Launched on International Girls in Information and Communications Technology Day and entitled “Technology on her terms”, the new report by UNESCO’s Global Education Monitoring (GEM) report assesses the progress made towards achieving gender parity across all levels of education.

Whilst the report tells a positive story at the global level for girls’ access and education attainment over the past two decades, examples of stubborn exclusion remain. The report also sheds light on the challenges and risks young girls face in digital learning environments and stresses the negative impact of social media on girls’ wellbeing and education.

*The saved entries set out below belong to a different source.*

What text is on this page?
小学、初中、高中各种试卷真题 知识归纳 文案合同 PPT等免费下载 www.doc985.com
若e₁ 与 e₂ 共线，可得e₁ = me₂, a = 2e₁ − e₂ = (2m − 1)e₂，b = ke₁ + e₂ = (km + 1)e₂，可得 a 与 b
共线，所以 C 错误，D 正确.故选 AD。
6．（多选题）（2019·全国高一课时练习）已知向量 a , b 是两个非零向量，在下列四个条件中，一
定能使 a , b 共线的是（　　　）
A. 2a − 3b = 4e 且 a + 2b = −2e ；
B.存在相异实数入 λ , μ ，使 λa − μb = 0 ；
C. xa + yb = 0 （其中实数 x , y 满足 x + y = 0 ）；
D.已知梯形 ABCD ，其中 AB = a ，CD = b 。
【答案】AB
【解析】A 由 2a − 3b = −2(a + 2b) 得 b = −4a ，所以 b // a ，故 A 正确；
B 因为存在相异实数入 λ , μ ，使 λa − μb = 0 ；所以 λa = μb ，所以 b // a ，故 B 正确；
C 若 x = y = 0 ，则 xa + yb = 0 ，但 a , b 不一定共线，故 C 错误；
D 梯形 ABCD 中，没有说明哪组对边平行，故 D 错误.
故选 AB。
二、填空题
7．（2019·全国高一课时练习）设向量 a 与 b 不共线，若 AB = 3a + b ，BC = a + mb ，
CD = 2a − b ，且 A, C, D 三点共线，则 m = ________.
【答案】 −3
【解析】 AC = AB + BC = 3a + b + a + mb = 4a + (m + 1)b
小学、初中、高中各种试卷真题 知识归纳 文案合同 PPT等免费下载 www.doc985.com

Some key findings of the report include:

      • Girls’ social media usage: By age 15, 43% of girls in the United Kingdom spend one to three hours daily on social media compared to 31% of boys.
      • Girls’ mental health under strain: Adolescent girls surveyed are twice as likely to report feeling lonely as boys and to suffer an eating disorder in their lives. Facebook-using pre-teenage girls, female secondary school students and female university students reported more body-related image concerns than non-users. Facebook’s own research found that 32% of teenage girls said that when they felt bad about their bodies, Instagram made them feel worse.
      • Girls suffer more from cyberbullying than boys: On average, across OECD countries with available data, 12% of 15-year-old girls reported being cyberbullied, compared to 8% of boys. Image-based sexual abuse is also on the rise, with a third of undergraduate female students in Canada reporting unwanted images or videos.
      • STEM gender gap which crystallizes in the technology workforce: Just released data by the UNESCO Institute for Statistics (UIS) contained in the report shows that women make up only 35% of tertiary education STEM graduates globally, a share that has not changed in the past 10 years. Women also hold less than 25% of science, engineering, and ICT jobs

The report says :

Ensuring women participate on equal terms in shaping the world’s ongoing digital transformation will ensure that technology works for everyone and takes into consideration the needs of all humanity.

These findings underscore the urgent need for ethical considerations in the design of social media platforms and the promotion of positive digital environments conducive to girls’ learning and well-being.